Records show that the school had several times transferred money from the activity fund to cover general expenses. It's not unusual for schools to cover expenses with fund transfers or non-payable warrants, said Sean Snow, executive director of the Oklahoma State School Boards Association, especially when they expect money through property tax payments or reimbursement from the federal government. We do.
Last year, the academy qualified for $226,900 through the Paycheck Protection Program, a federal COVID-19 relief effort to help companies cover payroll during the pandemic. Funds start out as loans but are forgiven in most cases.
Campbell said that once the Paycheck Protection Program's debt is forgiven, the school will be debt-free. "It's pretty incredible for a school only in its third year," he said, adding that he sees the school's finances as "a success story."
However, McCoy attributes some financial issues to the school's efforts to grow too quickly.
Student development is another area where the school has deviated from its original proposition. Like most new charter schools, Seminole Academy was expected to gradually add grades.
It proposed serving only juniors and seniors in its first year and adding a few grades each year until reaching Pre-K through grade 12 in its fourth year.

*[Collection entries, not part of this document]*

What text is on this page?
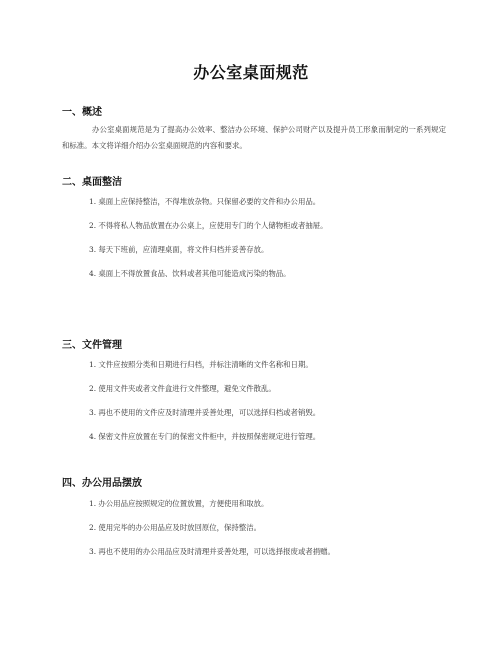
办公室桌面规范
一、概述

办公室桌面规范是为了提高办公效率、整洁办公环境、保护公司财产以及提升员工形象而制定的一系列规定和标准。本文将详细介绍办公室桌面规范的内容和要求。

二、桌面整洁

1. 桌面上应保持整洁，不得堆放杂物。只保留必要的文件和办公用品。

2. 不得将私人物品放置在办公桌上，应使用专门的个人储物柜或者抽屉。

3. 每天下班前，应清理桌面，将文件归档并妥善存放。

4. 桌面上不得放置食品、饮料或者其他可能造成污染的物品。

三、文件管理

1. 文件应按照分类和日期进行归档，并标注清晰的文件名称和日期。

2. 使用文件夹或者文件盒进行文件整理，避免文件散乱。

3. 再也不使用的文件应及时清理并妥善处理，可以选择归档或者销毁。

4. 保密文件应放置在专门的保密文件柜中，并按照保密规定进行管理。

四、办公用品摆放

1. 办公用品应按照规定的位置放置，方便使用和取放。

2. 使用完毕的办公用品应及时放回原位，保持整洁。

3. 再也不使用的办公用品应及时清理并妥善处理，可以选择报废或者捐赠。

State education department data shows that the school enrolled 29 juniors and seniors as planned in 2018. For the second year, the school opened all grades and enrolled 283 students – 10 times more students than the year before.
"It was almost frightening to think about how much we were getting older," said Academy of Seminoles board member Dillon Robinson. He said the school was responding to a demand from the community to open more quickly, and with it came an additional cost.
Robinson didn't worry about bank loans or fund transfers. "We knew we were going to see the light at the end of the tunnel," he said.
The school's founders proposed locating the high school on the Seminole State College campus as part of an emphasis on earning college credit for those students. That arrangement lasted only one year. The school is now housed in a former National Guard building. But the emphasis on concurrent enrollment continues.
Campbell explained that the loan was needed for the school's development, which was paid in full after state aid was adjusted mid-year. "It was all done transparently and with the approval of our board, our school accountants and in an open meeting," he said.
Campbell says he will push for greater transparency at Epic in his new role. "It sounds like a tough job and I definitely feel for it," he said after naming the chair.